Reacción a "Statins cause almost none of the side effects listed in their package inserts, according to a meta-analysis"

The article is of unquestionable scientific quality. Randomised, double-blind clinical trials were selected, comparing a statin with a placebo or a statin at different doses, with more than 1,000 cases in each study and a follow-up period of more than two years. It is not a conventional meta-analysis; the authors used the individual data of the patients included in each study. In total, individual data from 123,924 cases included in 19 studies with an average follow-up of 4.5 years were analysed. The analysis methodology was correct.

The main objective of the study was to analyse potential side effects, especially those included in the product information lists. The hypothesis was that the lists of side effect warnings indicated in the “package insert” documentation are not based on scientific evidence, but rather on isolated observations or those described in general follow-up observational studies.

The evidence provided is devastating. Only four of the 66 side effects listed by the various regulatory agencies showed a statistically higher incidence in the statin group compared to the placebo:

• Muscle discomfort.
• New diagnosis of diabetes.
• Abnormal urine tests (0.03% excess per year compared to placebo (not significant in the text of the results, but it does appear in Figure 1).
• Abnormal liver function tests (0.13% excess per year compared to placebo).

The figures are excellent in terms of information, but they can be difficult to understand if you do not know anything about statistics. In any case:

• Side effects are more common with high doses of statins.
• The incidence of excess side effects compared to placebo is very low.

The study does not seek to compare with previous evidence, but rather with the “popular” perception of safety (among many doctors, patients and the general population). And, above all, with the warnings of regulatory agencies.

[Regarding possible limitations] All studies have limitations. In this study, they are the usual ones in clinical trials and are not significant enough to cast doubt on the results and conclusions. In this case:

• All statins are mixed together and the side effects may be different.
• For protection, people included in clinical trials are selected using inclusion criteria that exclude potential contraindications and comorbidities (other associated diseases), i.e. it is a population with a lower risk of complications and it is not known what happened to patients who did not qualify for inclusion in the studies. Those who are excluded fare worse and may have more complications.
• In all clinical trials, patients receive more medication than the study drug or placebo. They receive multiple medications for their diseases. Some of the medications may have similar side effects or additional benefits. To exclude the influence of other concomitant diseases and the potential effect of other medications, special statistical analyses are necessary to determine more accurately whether the effect of the study drug is independent of other factors (other diseases and medications).
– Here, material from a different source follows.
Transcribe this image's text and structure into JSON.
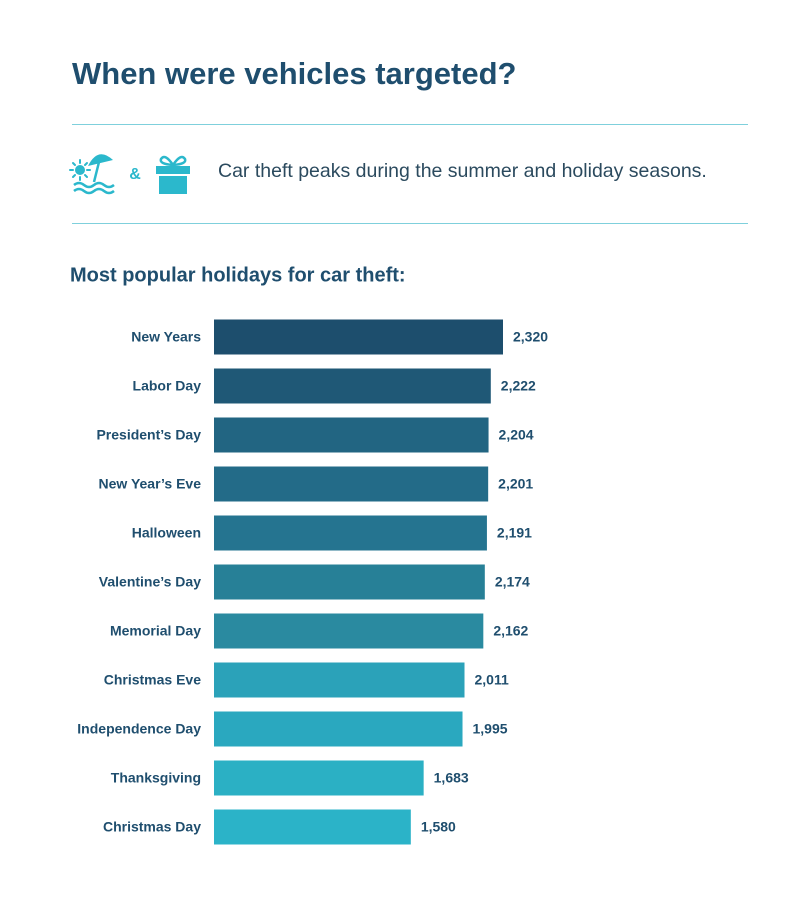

With such a high number of cases, it is unlikely that this type of analysis would yield different results, and it is not usually performed in the first evaluation.
• The analysis was done on an intention-to-treat basis, but there are patients on statins who stop taking the medication and patients assigned to placebo who start treatment with statins.

The patients included in the clinical trials analysed were selected based on safety criteria. Regulatory agencies consider all available information, including study data, safety observations, publications of isolated cases with significant complications, etc. Therefore, it is understandable that regulatory agencies are more restrictive and go beyond the safety conclusions demonstrated in clinical trials. In any case, agencies must change the information provided to patients (in package inserts) or they will be misleading consumers and healthcare professionals.

The results of this work should be considered a very important contribution to the safety of statins, which patients, doctors and regulatory agencies should be aware of and consider. But this study does not end with this publication. The database built with data from all the studies is immense and will provide more information: benefits, subgroups, etc.

My congratulations to the group of researchers who carried out the work, starting with the most difficult part: agreeing to pool the individual patient data from each study and obtaining authorisation to do so from the owners of the databases for each study, generally the commercial companies sponsoring the clinical trials. Bravo!